Sunday, May 9, 2010

A solitary Sunday drive.

Today I drove over to the family cemetery. Having gone to mass yesterday afternoon, this morning was open for the trip. It was also a beautiful morning; cool, bright sunshine.

The road is out I-71 toward Lexington, but at Carrollton there's a turn into the hills along a two lane blacktop.  The road curves through shaded forrest, up into hills and across ridges.  This is the road I began traveling with my mother, grandmother and sister when I was eight and we went there to bury my father. Both my mother and father's side of the family came from Owen County and the first maternal grandfather there was John who settled on a rocky ground farm near a creek up there.

The grave was bought by my maternal grandmother when her husband died after coming in from the fields one hot July day, with a terrible headache. Before anyone could think the pain was serious he was dead of a cerebral hemorrhage. He was the first to occupy the plot.

My father followed in the second grave in 1959. My grandmother was next in 1971.  My husband was next in 1991.  My mother was the most recent in 1998.  The plot has three more empty spaces. There is one for me, my sister and her husband. As she lives in a far western state, I wonder if she will come back here.

It was to that old cemetery beside the two lane road I went this morning. The graveyard is encircled by a high iron fence with gates that are sometimes open and sometimes chained. Today they were chained and I arrived early, but I parked the truck in the short drive between the road and fence, entering through a small gate.

The space had been mowed this past week and the clippings lay drying on the grass in clumps. They never weed wack around the stones, so there are tufts of long grass sticking up thriving. Our plot is low in the place. I took off my shoes and walked down to the area where my family lies. I had brought a pink silk rose and stuck it in the ground at the foot of his grave. I know it will be destroyed when they mow again, but that's alright. Nothing lasts in a graveyard except the stones and they change with weathering.

There is a concrete wall around a rich family's plot. It's higher and overlooks ours. I stayed there in the cool air and warm sunshine for a while. My mind wanders but thinks of nothing joyful, so I'll keep it from you.

This trip is something I make around the end of May every year. One year Reggie came with me. He was the first person I brought here after Dennis died and that was ten years later.

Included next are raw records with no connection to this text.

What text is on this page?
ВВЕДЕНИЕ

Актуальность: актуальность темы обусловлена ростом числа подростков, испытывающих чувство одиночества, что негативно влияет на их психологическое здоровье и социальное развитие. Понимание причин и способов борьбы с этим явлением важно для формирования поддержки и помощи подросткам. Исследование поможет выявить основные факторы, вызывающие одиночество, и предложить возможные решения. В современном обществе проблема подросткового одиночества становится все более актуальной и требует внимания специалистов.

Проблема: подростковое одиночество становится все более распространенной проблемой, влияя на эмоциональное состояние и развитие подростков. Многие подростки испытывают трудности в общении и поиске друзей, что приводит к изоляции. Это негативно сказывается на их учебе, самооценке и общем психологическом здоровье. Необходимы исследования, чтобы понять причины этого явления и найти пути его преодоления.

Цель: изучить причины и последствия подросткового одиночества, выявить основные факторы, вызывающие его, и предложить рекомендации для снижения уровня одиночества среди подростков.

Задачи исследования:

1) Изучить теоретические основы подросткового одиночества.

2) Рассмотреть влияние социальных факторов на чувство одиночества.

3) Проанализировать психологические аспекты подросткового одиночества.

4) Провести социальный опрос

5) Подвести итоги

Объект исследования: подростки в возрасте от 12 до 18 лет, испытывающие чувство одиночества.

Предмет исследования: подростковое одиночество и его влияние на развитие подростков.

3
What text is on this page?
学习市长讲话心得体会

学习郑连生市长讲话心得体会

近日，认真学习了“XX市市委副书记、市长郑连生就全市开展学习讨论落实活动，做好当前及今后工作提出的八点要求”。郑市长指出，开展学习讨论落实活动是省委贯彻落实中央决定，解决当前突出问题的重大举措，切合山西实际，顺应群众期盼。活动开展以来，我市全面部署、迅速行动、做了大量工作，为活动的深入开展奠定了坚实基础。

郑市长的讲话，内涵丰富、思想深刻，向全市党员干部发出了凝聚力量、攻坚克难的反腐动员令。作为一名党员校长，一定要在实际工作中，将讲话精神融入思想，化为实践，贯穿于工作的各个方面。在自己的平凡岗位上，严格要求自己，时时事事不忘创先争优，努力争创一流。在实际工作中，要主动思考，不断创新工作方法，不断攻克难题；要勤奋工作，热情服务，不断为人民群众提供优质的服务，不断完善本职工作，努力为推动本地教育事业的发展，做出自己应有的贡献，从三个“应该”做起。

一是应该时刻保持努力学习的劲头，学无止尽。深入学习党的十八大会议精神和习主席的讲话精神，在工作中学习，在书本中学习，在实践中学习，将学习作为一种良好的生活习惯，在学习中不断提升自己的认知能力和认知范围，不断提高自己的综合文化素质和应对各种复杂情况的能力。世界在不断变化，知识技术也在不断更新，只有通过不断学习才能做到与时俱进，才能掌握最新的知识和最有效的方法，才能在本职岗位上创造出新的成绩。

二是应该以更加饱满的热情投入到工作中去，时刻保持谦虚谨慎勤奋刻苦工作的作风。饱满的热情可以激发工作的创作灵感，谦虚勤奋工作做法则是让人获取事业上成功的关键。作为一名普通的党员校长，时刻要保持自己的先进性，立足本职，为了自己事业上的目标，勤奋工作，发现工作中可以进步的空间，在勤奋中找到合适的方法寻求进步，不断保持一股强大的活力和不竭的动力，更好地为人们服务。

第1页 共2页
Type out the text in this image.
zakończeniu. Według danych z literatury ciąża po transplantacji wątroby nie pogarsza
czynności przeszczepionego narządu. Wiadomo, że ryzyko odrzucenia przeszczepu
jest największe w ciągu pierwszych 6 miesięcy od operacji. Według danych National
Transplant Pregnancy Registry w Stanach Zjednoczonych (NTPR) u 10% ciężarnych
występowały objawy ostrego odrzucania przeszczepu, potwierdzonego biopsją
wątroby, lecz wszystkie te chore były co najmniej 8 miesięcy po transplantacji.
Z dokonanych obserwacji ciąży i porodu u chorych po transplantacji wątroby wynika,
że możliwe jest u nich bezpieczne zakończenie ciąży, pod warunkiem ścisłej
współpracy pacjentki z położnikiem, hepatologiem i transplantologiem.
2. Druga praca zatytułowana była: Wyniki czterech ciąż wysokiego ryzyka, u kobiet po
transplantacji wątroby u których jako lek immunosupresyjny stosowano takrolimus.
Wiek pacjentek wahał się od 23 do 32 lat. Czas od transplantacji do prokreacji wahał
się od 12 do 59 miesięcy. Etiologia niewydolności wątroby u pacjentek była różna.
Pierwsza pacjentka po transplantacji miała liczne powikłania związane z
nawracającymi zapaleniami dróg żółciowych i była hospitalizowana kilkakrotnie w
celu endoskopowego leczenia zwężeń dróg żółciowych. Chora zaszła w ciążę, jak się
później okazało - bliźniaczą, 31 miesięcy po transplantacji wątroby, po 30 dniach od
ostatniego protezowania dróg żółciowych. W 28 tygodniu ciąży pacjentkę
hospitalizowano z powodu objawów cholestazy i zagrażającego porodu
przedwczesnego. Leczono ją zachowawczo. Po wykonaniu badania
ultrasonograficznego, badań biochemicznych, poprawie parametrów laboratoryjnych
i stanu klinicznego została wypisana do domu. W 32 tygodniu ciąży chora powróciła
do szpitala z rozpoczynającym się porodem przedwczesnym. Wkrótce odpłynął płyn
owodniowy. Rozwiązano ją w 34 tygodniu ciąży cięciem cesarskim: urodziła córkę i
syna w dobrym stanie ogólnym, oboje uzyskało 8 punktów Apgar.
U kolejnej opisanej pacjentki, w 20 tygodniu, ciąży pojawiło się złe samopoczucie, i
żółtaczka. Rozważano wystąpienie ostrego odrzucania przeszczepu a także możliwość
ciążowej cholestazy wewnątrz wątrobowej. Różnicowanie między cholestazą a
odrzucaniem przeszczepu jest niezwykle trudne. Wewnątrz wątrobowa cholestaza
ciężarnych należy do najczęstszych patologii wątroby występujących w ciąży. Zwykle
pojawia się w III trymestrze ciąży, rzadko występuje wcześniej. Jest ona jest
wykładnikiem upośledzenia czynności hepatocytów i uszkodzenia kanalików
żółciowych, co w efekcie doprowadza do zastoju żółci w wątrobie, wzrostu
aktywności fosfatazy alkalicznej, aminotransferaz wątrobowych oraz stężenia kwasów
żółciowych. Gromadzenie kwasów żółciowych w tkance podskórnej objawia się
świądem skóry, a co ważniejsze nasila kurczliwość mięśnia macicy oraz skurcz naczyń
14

Mark, a man I was seeing for a while came once and he went walking all over the place taking pictures while I stayed near the family graves. I like this trip to be solitary. It's something that when I say, "Would you like to go with me?" I expect people to say no.

Dennis had a big family; lots of aunts, uncles, five brothers and sisters. They all have big families of children and grand children. When they marry they have big weddings and when there's a birth, lots of showers and parties. When one dies all the proper decorum is followed for the funeral and internment. But unlike my family, no one tends the graves. Often his youngest sister will say she wants to go with me. I usually wait closer to Memorial Day, so she can come. But in over eighteen years since he died, she hasn't. I'm alright with that. The time I go and am there is time I have alone with my family.

Dennis died on a Thursday night some time after midnight. When he first died I didn't cry. I told myself I had to be strong and not a blubbering out of control person. So when the funeral was planned for the following Monday, I thought; four days. I have to be strong for four days and each night I would count down the time I had to be strong. I was too and I'm sure people had their thoughts about a woman who could be dry eyed.

Afterwards, there were employees to manage and jobs to do and where I had a partner, I no longer did, so I had to be strong to keep things going. I think that was good as we had no children, so I didn't have them to live for. I worked sixteen hours seven days. It was seven months before I slowed down. But, I would allow myself to cry on the way to work and the way home; stopping in time to dry my eyes. My advice to someone in my place now days, is be a little crazy. No one, least of all that person you love, expects you to be so strong.